Ce constat s'illustre par l'actualité : le leader mondial en terminaux de paiement, Ingenico, se restructure comme tout le monde, et admet, à l'heure où l'on écrit ces lignes, la nécessité de réoptimiser sa R&D et de réviser la conception de ses produits livrés en forts volumes.

Les réalisations discrètes des alimentations ou des interfaces sont aujourd'hui rendues totalement obsolètes, et nombre de terminaux coûteux et encombrants encore en place sur certains points de vente peuvent être remplacés par des systèmes quasiment monocircuits, en mobilisant une expertise réduite en matière de cartes à puce. Ces produits doivent également s'adapter aux nouvelles interfaces de communication avec l'hôte plus ou moins récentes : USB ou Bluetooth.

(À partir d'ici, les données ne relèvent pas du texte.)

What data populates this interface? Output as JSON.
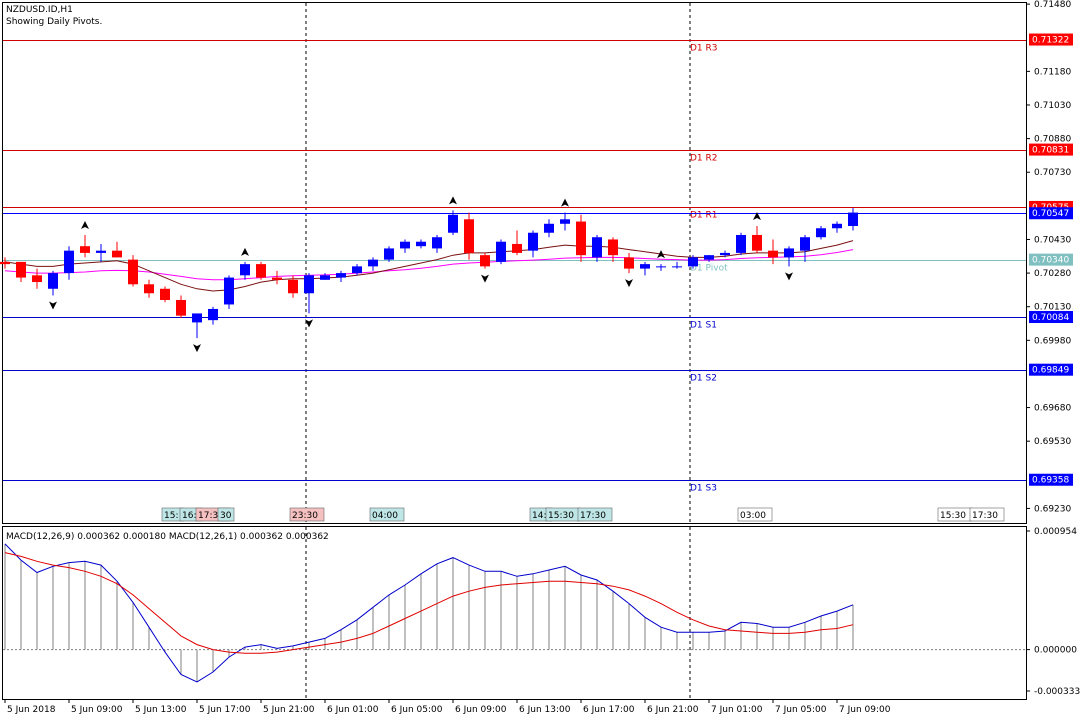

Les circuits encartés ont également évolué avec des tensions d'alimentation de 1,8 V, venant s'ajouter aux standards de 3 et 5 V. En revanche, la haute tension de programmation Vpp des anciennes cartes Eprom a, elle, totalement disparue et n'est fournie par aucun des circuits recensés dans le cadre de ce « Dossier » .

Des applications nouvelles ou étendues

La carte à puce a résolument connu son essor mondial avec la téléphonie mobile. C'est certainement aussi ce secteur des télécommunications qui lui permettra d'entrer dans le monde de l'informatique portable, intégrée sous forme de module USIM dans un modem 3G. La sécurité pour l'identification des usagers d'un ordinateur ou d'un réseau apparaît également sous forme d'un capteur d'empreintes digitales, et pourrait se satisfaire d'un emplacement pour une carte à cryptoprocesseur servant au stockage des identifiants et délivrant l'autorisation de l'ouverture de session.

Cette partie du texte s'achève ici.